Re: allow dhcp in pf
On Tue, Nov 24, 2009 at 3:45 PM, Otto Moerbeek wrote:
>
> On Tue, Nov 24, 2009 at 03:37:58PM +0100, Andreas Mueller wrote:
>
> > open...@e-solutions.re wrote:
> > > Hello
> > >
> > > i added theses lines :
> > > pass in on $int_if inet proto { tcp, udp } from any to $gw_obsd port 67
> > > pass in on $int_if inet proto { tcp, udp } from any to $gw_obsd port 68
> > Clients most certainly don't send dhcp request packets to your gateway
> > but to multicast, so set destination to 255.255.255.255.
> >
> > >
> > > my dhcpd.conf is a standard config...
> > > my hostname.bge0 :
> > > inet 192.168.0.1 255.255.255.0 NONE
> > >
> > > if i configure a machine with static ip address, all works fine.

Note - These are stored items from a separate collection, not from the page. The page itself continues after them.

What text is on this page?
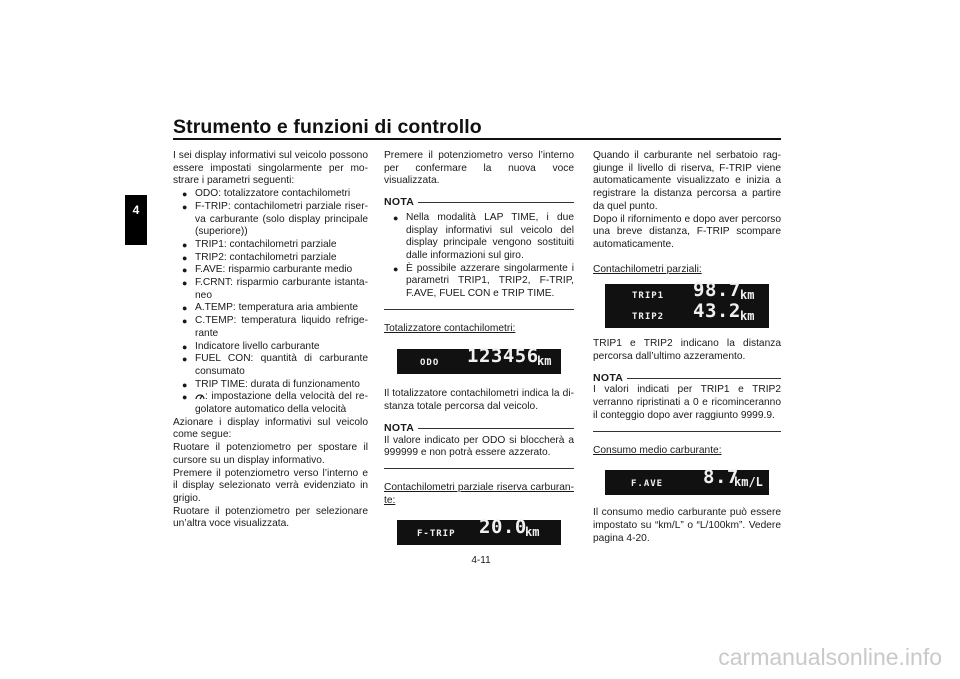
Strumento e funzioni di controllo
4

I sei display informativi sul veicolo possono essere impostati singolarmente per mostrare i parametri seguenti:

● ODO: totalizzatore contachilometri
● F-TRIP: contachilometri parziale riserva carburante (solo display principale (superiore))
● TRIP1: contachilometri parziale
● TRIP2: contachilometri parziale
● F.AVE: risparmio carburante medio
● F.CRNT: risparmio carburante istantaneo
● A.TEMP: temperatura aria ambiente
● C.TEMP: temperatura liquido refrigerante
● Indicatore livello carburante
● FUEL CON: quantità di carburante consumato
● TRIP TIME: durata di funzionamento
● : impostazione della velocità del regolatore automatico della velocità

Azionare i display informativi sul veicolo come segue:

Ruotare il potenziometro per spostare il cursore su un display informativo.

Premere il potenziometro verso l’interno e il display selezionato verrà evidenziato in grigio.

Ruotare il potenziometro per selezionare un’altra voce visualizzata.

Premere il potenziometro verso l’interno per confermare la nuova voce visualizzata.

NOTA
● Nella modalità LAP TIME, i due display informativi sul veicolo del display principale vengono sostituiti dalle informazioni sul giro.
● È possibile azzerare singolarmente i parametri TRIP1, TRIP2, F-TRIP, F.AVE, FUEL CON e TRIP TIME.

Totalizzatore contachilometri:

ODO 123456
km

Il totalizzatore contachilometri indica la distanza totale percorsa dal veicolo.

NOTA

Il valore indicato per ODO si bloccherà a 999999 e non potrà essere azzerato.

Contachilometri parziale riserva carburante:

F-TRIP 20.0
km

Quando il carburante nel serbatoio raggiunge il livello di riserva, F-TRIP viene automaticamente visualizzato e inizia a registrare la distanza percorsa a partire da quel punto.

Dopo il rifornimento e dopo aver percorso una breve distanza, F-TRIP scompare automaticamente.

Contachilometri parziali:

TRIP1 98.7 km
TRIP2 43.2 km

TRIP1 e TRIP2 indicano la distanza percorsa dall’ultimo azzeramento.

NOTA

I valori indicati per TRIP1 e TRIP2 verranno ripristinati a 0 e ricominceranno il conteggio dopo aver raggiunto 9999.9.

Consumo medio carburante:

F.AVE 8.7
km/L

Il consumo medio carburante può essere impostato su “km/L” o “L/100km”. Vedere pagina 4-20.

4-11
carmanualsonline.info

> > > Using DHCP is not possible, pf block it, and i don't understand why...
> > > Can you help me please ?
> >
> > Andreas
>
> No no no, listen to what claudio wrote. dhcp packets are grabbed by
> dhclient or dhcpd before pf sees them.
>
>-Otto
>
Otto is right, dont keep suggesting things and listen to Claudio's words.
I came across this issue some time ago, i was quite confused on why pf
and dhcpd or dhclient are both on top of bpf device, however after
some thinking everything made sense.
http://onlamp.com/lpt/a/4839 can help inspite being an interview from
2004. Design hasnt changed that much, as far as I know.